As shown in the preceding figure, when a user uploads a video to OSS, the OSS trigger automatically triggers function execution, and Function Compute automatically scales out. The function logic in the execution environment calls FFmpeg to transcode the video and transmits the transcoded video back to OSS for storage.
As shown in the preceding figure, an app only needs to send a message to automatically trigger a function for executing audio and video processing tasks. Accordingly, Function Compute automatically scales out. The function logic in the execution environment calls FFmpeg to transcode the video and transmits the transcoded video back to OSS for storage.
Take Python as an example. The procedure is shown below:
python
# -*- coding: utf-8 -*-
import fc2
import json
client = fc2.Client(endpoint="http://123456.cn-hangzhou.fc.aliyuncs.com",accessKeyID="xxxxxxxx",accessKeySecret="yyyyyy")

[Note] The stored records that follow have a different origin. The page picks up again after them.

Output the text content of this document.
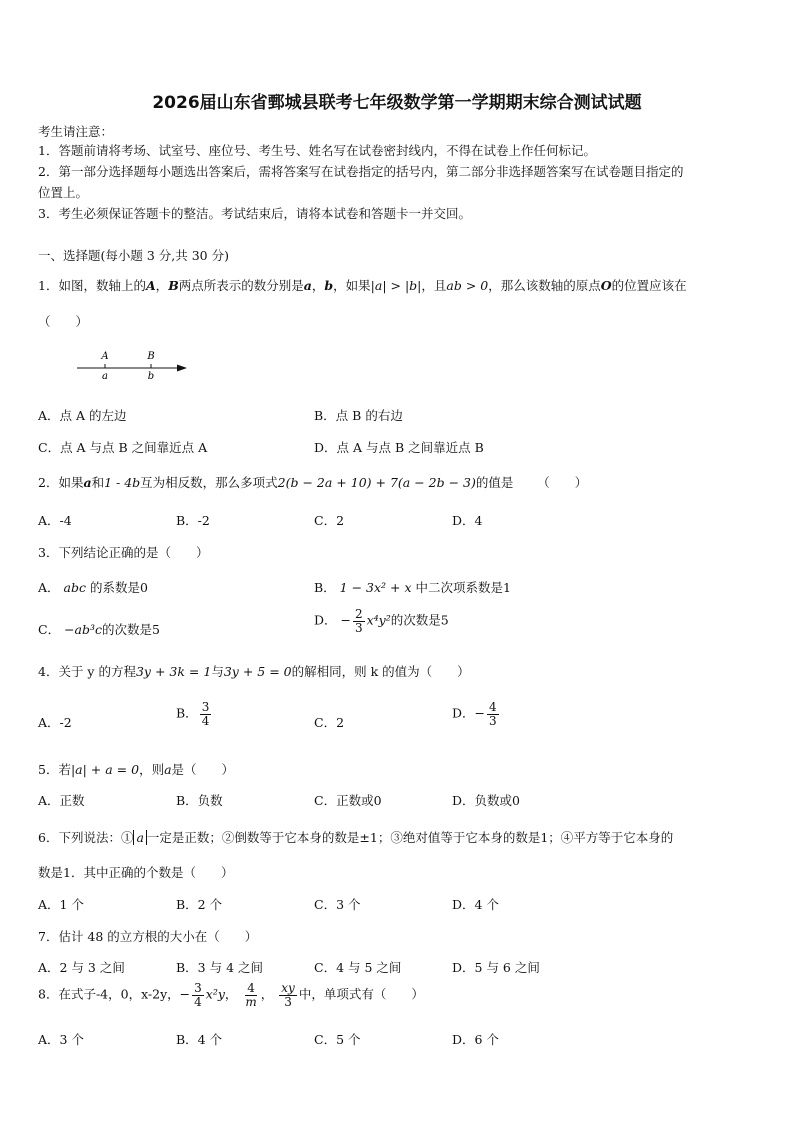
2026届山东省鄄城县联考七年级数学第一学期期末综合测试试题
考生请注意：
1．答题前请将考场、试室号、座位号、考生号、姓名写在试卷密封线内，不得在试卷上作任何标记。
2．第一部分选择题每小题选出答案后，需将答案写在试卷指定的括号内，第二部分非选择题答案写在试卷题目指定的
位置上。
3．考生必须保证答题卡的整洁。考试结束后，请将本试卷和答题卡一并交回。
一、选择题(每小题 3 分,共 30 分)
1．如图，数轴上的A，B两点所表示的数分别是a，b，如果|a| > |b|，且ab > 0，那么该数轴的原点O的位置应该在
（　　）
A	B
a	b
A．点 A 的左边	B．点 B 的右边
C．点 A 与点 B 之间靠近点 A	D．点 A 与点 B 之间靠近点 B
2．如果a和1 - 4b互为相反数，那么多项式2(b − 2a + 10) + 7(a − 2b − 3)的值是 （　　）
A．-4	B．-2	C．2	D．4
3．下列结论正确的是（　　）
A． abc 的系数是0	B． 1 − 3x² + x 中二次项系数是1
C． −ab³c的次数是5
D． − $\frac{2}{3} x^4y^2$的次数是5
4．关于 y 的方程3y + 3k = 1与3y + 5 = 0的解相同，则 k 的值为（　　）
A．-2
B． $\frac{3}{4}$	C．2
D．− $\frac{4}{3}$
5．若|a| + a = 0，则a是（　　）
A．正数	B．负数	C．正数或0	D．负数或0
6．下列说法：① a 一定是正数；②倒数等于它本身的数是±1；③绝对值等于它本身的数是1；④平方等于它本身的
数是1．其中正确的个数是（　　）
A．1 个	B．2 个	C．3 个	D．4 个
7．估计 48 的立方根的大小在（　　）
A．2 与 3 之间	B．3 与 4 之间	C．4 与 5 之间	D．5 与 6 之间
8．在式子-4，0，x-2y，− $\frac{3}{4} x^2y$， $\frac{4}{m}$ ， $\frac{xy}{3}$ 中，单项式有（　　）
A．3 个	B．4 个	C．5 个	D．6 个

# Select synchronous or asynchronous calling
resp = client.invoke_function("FcOssFFmpeg", "transcode", payload=json.dumps(
{
"bucket_name" : "test-bucket",
"object_key" : "video/inputs/a.flv",
"output_dir" : "video/output/a_out.mp4"
})).data
print(resp)
As indicated in the preceding section, there are many methods to trigger function execution. With easy configuration on SLS logs, you can quickly implement an elastic, highly available, and pay-as-you-go audio and video processing system, with a dashboard that supports zero O&M, the visualization of specific business data, and powerful custom monitoring and alerting.

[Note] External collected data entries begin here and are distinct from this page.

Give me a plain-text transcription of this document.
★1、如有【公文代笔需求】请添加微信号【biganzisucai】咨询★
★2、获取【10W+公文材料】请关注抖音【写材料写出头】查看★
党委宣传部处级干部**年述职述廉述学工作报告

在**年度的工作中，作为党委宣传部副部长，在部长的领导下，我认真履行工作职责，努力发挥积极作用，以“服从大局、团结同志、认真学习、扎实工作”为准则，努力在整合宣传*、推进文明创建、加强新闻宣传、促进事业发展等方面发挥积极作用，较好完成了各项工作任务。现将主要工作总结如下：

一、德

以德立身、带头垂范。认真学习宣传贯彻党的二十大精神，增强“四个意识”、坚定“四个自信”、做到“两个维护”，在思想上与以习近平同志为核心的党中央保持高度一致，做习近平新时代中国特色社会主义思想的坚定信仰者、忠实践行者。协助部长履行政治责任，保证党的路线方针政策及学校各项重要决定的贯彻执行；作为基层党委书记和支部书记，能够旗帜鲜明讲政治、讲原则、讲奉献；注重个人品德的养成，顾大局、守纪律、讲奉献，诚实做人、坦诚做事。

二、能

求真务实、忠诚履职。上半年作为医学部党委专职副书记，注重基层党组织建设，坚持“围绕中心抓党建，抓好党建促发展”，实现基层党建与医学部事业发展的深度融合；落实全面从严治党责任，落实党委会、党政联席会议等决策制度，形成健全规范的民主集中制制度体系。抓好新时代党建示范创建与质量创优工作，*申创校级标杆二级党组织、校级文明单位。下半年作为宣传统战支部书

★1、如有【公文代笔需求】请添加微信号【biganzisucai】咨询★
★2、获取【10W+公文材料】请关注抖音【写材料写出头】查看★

Currently, the implemented audio and video user cases include UC, Yuque, Tangping Shejijia, Hupu, and several leading online education clients. During peak hours, some of them use computing resources with more than 10,000 CPUs and can process more than 1,700 videos in parallel, sporting extremely high-cost-effectiveness.
For more information, check the links below:
It is interesting to apply the divide-and-conquer idea for tasks to Function Compute. For example, you have a 20 GB 1080p HD video to be transcoded, it may take hours for you to complete the transcoding with a single computer. Even worse, if the transcoding is interrupted midway, you must restart from the beginning. If you adopt the divide-and-conquer idea together with Function Compute, the transcoding process turns into a sequence of sharding > parallel transcoding and sharding > shard merging
, resolving the pain points mentioned above.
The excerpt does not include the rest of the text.